Sep 9, 2009

Do as I say not as I do


LANSING -- If you were in the Senate gallery for the last two sessions of the Michigan Senate on Aug. 27 and Wednesday, you got to see another example of Senate Republicans calling out Democrats for something they routinely do.

At the end of each session, usually, Senators are allowed to make a statement on any subject they want. Sen. Glenn Anderson, D-Westland, chose to reply to an accusation Sen. Nancy Cassis, R-Novi, made against him on the last session day on Aug. 27. But Majority Floor Leader Alan Cropsey, R-DeWitt, objected and stopped Anderson from talking about Cassis.

He then made a motion to deny Anderson’s constitutional right to have his remarks printed in the Senate Journal. After a brief recess to dig into the Senate rule book, Anderson was denied that right by a vote of 18-16, along party lines.

“Our rules say that we are not to speak inappropriately or to question another Senator’s motives,” Cropsey said.

The chain of events was set off when Senate Democrats tried to discharge House Bill 4922 from committee that expands the tax credits that can be given to new projects that create jobs under the Michigan Economic Growth Authority (MEGA), like the energy park planned for the closed Ford Wixom plant, on Aug. 27. The discharge was defeated, mostly along party lines.

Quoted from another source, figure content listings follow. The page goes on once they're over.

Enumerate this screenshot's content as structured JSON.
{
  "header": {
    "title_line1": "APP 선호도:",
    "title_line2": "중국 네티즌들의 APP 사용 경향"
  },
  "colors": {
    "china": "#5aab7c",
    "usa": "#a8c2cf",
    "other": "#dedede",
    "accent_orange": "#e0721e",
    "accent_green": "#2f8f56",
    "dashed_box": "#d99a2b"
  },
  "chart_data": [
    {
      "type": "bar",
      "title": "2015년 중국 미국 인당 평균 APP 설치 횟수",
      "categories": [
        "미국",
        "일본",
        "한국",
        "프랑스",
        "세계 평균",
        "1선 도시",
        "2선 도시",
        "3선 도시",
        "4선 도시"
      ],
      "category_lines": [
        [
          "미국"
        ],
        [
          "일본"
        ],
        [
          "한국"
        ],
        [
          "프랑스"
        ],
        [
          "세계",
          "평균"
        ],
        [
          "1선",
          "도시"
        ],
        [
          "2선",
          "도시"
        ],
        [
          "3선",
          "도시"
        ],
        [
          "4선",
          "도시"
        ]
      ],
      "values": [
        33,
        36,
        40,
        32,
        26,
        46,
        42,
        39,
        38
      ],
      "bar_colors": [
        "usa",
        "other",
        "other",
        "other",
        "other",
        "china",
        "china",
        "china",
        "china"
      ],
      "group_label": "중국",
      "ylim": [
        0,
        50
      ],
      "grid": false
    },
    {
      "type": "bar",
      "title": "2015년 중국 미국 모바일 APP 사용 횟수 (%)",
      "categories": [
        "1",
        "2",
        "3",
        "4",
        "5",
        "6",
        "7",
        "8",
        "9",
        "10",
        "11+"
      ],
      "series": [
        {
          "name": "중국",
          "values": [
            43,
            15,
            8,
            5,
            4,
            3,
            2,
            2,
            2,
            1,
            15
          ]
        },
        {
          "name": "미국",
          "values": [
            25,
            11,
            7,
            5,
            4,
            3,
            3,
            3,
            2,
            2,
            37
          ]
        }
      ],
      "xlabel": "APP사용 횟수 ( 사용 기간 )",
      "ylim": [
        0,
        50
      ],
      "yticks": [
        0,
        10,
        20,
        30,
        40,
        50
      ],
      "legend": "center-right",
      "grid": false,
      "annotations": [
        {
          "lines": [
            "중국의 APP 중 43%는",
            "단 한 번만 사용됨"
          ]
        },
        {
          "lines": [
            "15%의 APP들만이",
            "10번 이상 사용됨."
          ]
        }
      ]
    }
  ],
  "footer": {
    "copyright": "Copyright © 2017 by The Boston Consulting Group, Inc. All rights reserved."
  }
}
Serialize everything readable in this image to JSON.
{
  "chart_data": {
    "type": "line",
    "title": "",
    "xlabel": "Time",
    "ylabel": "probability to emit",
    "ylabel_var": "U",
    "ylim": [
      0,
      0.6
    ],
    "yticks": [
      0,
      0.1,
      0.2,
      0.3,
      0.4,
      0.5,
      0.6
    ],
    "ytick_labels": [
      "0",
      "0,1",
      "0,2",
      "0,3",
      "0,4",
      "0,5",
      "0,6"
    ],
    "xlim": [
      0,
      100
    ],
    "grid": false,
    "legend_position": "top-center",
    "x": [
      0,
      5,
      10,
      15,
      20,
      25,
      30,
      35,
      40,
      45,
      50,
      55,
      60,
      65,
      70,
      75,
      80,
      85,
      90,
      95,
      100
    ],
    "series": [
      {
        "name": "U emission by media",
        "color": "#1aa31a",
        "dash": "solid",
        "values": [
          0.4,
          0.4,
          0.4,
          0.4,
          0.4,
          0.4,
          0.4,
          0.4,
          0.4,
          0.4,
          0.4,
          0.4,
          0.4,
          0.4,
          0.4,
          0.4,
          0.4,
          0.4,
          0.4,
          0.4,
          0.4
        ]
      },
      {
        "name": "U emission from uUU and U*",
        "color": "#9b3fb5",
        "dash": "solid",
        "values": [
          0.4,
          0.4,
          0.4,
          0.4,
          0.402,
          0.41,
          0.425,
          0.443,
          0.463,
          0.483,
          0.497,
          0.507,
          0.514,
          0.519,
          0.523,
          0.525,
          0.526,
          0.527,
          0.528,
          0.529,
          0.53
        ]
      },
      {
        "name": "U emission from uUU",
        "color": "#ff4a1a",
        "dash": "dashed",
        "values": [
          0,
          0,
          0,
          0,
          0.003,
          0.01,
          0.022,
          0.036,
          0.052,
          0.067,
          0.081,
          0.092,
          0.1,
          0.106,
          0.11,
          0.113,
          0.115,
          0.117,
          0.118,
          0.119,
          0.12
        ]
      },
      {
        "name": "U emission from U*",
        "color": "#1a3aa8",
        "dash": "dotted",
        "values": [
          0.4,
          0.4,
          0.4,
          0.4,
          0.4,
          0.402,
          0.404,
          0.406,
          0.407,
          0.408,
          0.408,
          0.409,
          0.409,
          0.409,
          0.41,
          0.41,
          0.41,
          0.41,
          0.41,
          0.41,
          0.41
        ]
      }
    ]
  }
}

Cassis, chair of the Finance Committee, saw that as an opportunity to move her bills, Senate Bills 773-774, that would require the Michigan Economic Development Authority (MEDC) to make stricter reporting on the MEGA tax credits. She introduced them just the day before, and then she accused the Senate Democrats of breaking a deal they had never heard about.

“Earlier in our session today, my good Democratic colleagues attempted to break a deal and discharge House Bill No. 4922 which sits in the Senate Finance Committee,” Cassis said on Aug. 27 on the Senate floor during statements. “Interestingly, this bill came over to the Senate as a House Democrat bill simply expanding MEGA credits without any accountability.”

Most Senate Democrats had seen her bills just that day.

“There may have been some agreement between MEGA and the Senator, there has been no agreement between any of us and the Senator that we attempted to break any deal.” said Sen. Deb Cherry, D-Burton. “While I may understand her deal which she has made with somebody else, I resent the fact that I’m being told that I broke my word when my word was never a part of this.”

Cassis also launched an unprovoked attack against Anderson during the same statement, but he had already left the Senate floor and was not able to respond until two weeks later on Wednesday. No one challenged Cassis, and her attack was allowed to be printed in the journal.

“So I have one important question for the good Senator representing Livonia, who supported the discharge today,” Cassis said on Aug. 27. “Senator, where were you when Quicken Loans got almost $50 million in MEGA credits to locate in Livonia and then leave this fair city for Detroit and gain another $42 million in credits.
“Where was your voice then,” she said. “Why didn’t you stand up for your hometown Livonia, losing jobs, losing important revenue? It took a Senator from across 8 Mile Road, a neighbor from Novi, to do so.”

Quicken loans, the nation's largest online retail mortgage lender with a model spanning the entire country, was looking to expand, and they already had locations in Cleveland and Arizona they could expanded to. In fact, co-founder Dan Gilbert is the majority owner of the Cleveland Cavaliers, and he could have moved the headquarters there.

Wednesday was Anderson’s first opportunity to respond to Cassis’s attack.

“The Senator from Novi used the opportunity to launch another diatribe on how members from our side had broken a deal that no one seems to know anything about,” Anderson said. “Everyone here knows what that is really all about: a feeble attempt to divert attention from using her position as the chair of the Finance Committee to block action on legislation that will bring thousands of jobs to the state in order to get a bill moved that has her name on it.”